What do you enjoy about teaching/mentoring young scientists in the lab?
My greatest pleasure is to watch young people gain knowledge, get excited about concepts and discoveries, and advance their own careers. I have had the pleasure of being both residency and fellowship director, and of mentoring hundreds of students, residents, fellows and junior faculty. Some have gone on to become chairs, leaders of laboratories, and heads of their own specialty programs; most are in academics. I am sure that I learn as much, if not more, from my colleagues and trainees as I could possibly impart to them. Together, we reinforce our passion for science — and only together are we able to make discoveries that have an impact.
Who makes up your research team and what role does each individual play in your research?
I have two wonderful research teams — one in the laboratory and one in the clinic.
In the bench laboratory arena, I wear two hats: one as director of my own lab and the other as PI for the NIH P30-funded Skin Disease Research Center (SDRC). The SDRC has more than 70 members from 14 different departments at the institution. Our service cores span three major areas to support Northwestern faculty: Dr. Bethany Perez-White leads the Skin Tissue Engineering Core, which generates human skin equivalents for investigators, and she is ably supported by co-director Dr. Kathleen Green and our research technologist Paul Hoover. The Morphology and Phenotyping Core, led by Dr. Joan Guitart and Dr. Robert Lavker, primarily does histological analysis of skin specimens, including mouse skin. With the assistance of research technologist Aya Kobeissi, we are developing new histologic techniques, such as tyramide-based multi-color staining. This core also holds our skin tissue biobank, which has been growing with the assistance of David Pease, our tissue acquisition specialist. Finally, we have a DNA/RNA Delivery Core, led by Dr. Irina Budunova and Dr. Alex Yemelyanov, and assisted by research associate Dr. Pankaj Bhalla; this core has generated lentiviruses for several dozens of faculty members, as well as for other cores, and now is specializing in using CRISPR/Cas technology for introducing genetic material into cells and tissues.
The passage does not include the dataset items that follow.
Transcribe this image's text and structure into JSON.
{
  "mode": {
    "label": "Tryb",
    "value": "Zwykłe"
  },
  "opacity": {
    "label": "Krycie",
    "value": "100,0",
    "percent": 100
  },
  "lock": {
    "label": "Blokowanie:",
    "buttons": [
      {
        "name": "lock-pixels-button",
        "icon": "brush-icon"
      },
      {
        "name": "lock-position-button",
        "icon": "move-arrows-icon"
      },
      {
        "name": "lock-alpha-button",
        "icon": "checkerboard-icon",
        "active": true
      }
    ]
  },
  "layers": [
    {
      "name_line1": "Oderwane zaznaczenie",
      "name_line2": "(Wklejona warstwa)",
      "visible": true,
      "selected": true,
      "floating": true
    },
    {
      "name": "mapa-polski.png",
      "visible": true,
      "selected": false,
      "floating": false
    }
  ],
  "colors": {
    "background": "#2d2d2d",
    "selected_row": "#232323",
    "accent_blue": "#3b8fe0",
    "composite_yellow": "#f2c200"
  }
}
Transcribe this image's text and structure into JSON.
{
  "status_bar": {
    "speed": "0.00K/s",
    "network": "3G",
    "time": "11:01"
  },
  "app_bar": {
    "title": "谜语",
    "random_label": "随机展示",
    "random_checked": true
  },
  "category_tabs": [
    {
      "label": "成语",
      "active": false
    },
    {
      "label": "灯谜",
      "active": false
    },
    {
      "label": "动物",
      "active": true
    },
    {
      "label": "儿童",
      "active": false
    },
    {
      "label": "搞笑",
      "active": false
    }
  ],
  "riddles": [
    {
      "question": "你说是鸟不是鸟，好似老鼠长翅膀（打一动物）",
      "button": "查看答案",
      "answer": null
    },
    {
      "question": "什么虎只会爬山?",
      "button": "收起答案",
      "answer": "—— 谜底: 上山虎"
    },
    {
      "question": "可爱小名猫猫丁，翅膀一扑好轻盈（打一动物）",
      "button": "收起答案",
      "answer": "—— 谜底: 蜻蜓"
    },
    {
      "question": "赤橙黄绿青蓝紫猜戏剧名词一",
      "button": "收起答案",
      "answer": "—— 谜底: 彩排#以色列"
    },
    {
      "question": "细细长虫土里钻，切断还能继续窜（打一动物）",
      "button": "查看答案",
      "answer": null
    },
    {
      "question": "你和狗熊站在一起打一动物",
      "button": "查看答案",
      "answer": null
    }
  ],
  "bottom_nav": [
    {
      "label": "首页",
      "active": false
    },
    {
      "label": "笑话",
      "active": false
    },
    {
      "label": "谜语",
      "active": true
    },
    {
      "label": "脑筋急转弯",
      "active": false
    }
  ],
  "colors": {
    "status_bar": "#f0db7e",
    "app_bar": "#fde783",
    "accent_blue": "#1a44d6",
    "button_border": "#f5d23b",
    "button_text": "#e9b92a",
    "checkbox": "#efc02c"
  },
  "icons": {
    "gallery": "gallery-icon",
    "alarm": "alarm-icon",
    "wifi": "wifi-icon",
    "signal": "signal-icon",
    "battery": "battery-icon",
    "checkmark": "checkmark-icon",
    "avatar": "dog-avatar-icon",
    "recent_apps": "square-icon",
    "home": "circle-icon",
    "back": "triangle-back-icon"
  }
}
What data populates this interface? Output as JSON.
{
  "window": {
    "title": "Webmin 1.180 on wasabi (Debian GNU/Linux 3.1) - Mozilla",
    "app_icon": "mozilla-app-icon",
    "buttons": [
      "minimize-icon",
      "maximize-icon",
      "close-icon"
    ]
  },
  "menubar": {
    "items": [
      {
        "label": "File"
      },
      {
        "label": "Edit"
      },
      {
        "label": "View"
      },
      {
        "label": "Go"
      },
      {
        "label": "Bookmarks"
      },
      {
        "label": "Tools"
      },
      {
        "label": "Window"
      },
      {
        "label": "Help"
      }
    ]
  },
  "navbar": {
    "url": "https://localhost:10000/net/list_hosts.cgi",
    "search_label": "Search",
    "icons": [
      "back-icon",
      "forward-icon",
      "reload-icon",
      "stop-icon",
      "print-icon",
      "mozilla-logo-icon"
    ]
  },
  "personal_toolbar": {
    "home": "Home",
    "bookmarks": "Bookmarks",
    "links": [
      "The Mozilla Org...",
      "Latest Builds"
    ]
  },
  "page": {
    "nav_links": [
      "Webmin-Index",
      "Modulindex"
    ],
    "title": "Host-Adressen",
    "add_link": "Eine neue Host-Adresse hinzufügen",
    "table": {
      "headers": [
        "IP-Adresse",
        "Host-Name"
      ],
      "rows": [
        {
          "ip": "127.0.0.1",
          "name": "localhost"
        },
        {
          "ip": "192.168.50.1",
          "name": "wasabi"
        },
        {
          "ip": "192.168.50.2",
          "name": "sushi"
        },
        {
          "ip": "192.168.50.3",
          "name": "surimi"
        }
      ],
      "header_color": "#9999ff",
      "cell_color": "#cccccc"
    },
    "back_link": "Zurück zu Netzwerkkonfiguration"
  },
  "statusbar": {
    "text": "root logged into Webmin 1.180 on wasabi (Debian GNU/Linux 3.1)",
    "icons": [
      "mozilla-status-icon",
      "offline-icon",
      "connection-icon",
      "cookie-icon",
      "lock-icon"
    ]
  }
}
I also direct my own laboratory where a team is engaged in our in vitro and in vivo studies. I am fortunate to have a team of Dr. Xiaoqi Wang, research associate professor; four postdoctoral fellows (Drs. Dam, Bagnowski, Fogel and Liu); two technicians; and several students. Dr. Wang and two of the senior postdoctoral fellows help to supervise — each has his or her own projects, and everyone works as a team.
In the clinical research unit, we are fortunate to have faculty members who are experts in clinical trials administration: Dr. Dennis West, a dermatopharmacologist, and Dr. Stephanie Rangel. They work with me to oversee our pediatric dermatology research group of four MD fellows, a clinical coordinator, four gap-year students, and an administrative assistant, in addition to the infrastructure support of the entire department’s clinical research unit. Each fellow is the primary fellow for a few studies and supervises the students. We have so many clinical studies running that it really takes a team effort to make sure we have sufficient bandwidth for the detail-oriented work in taking care of the patients and all the documentation/regulatory tasks involved.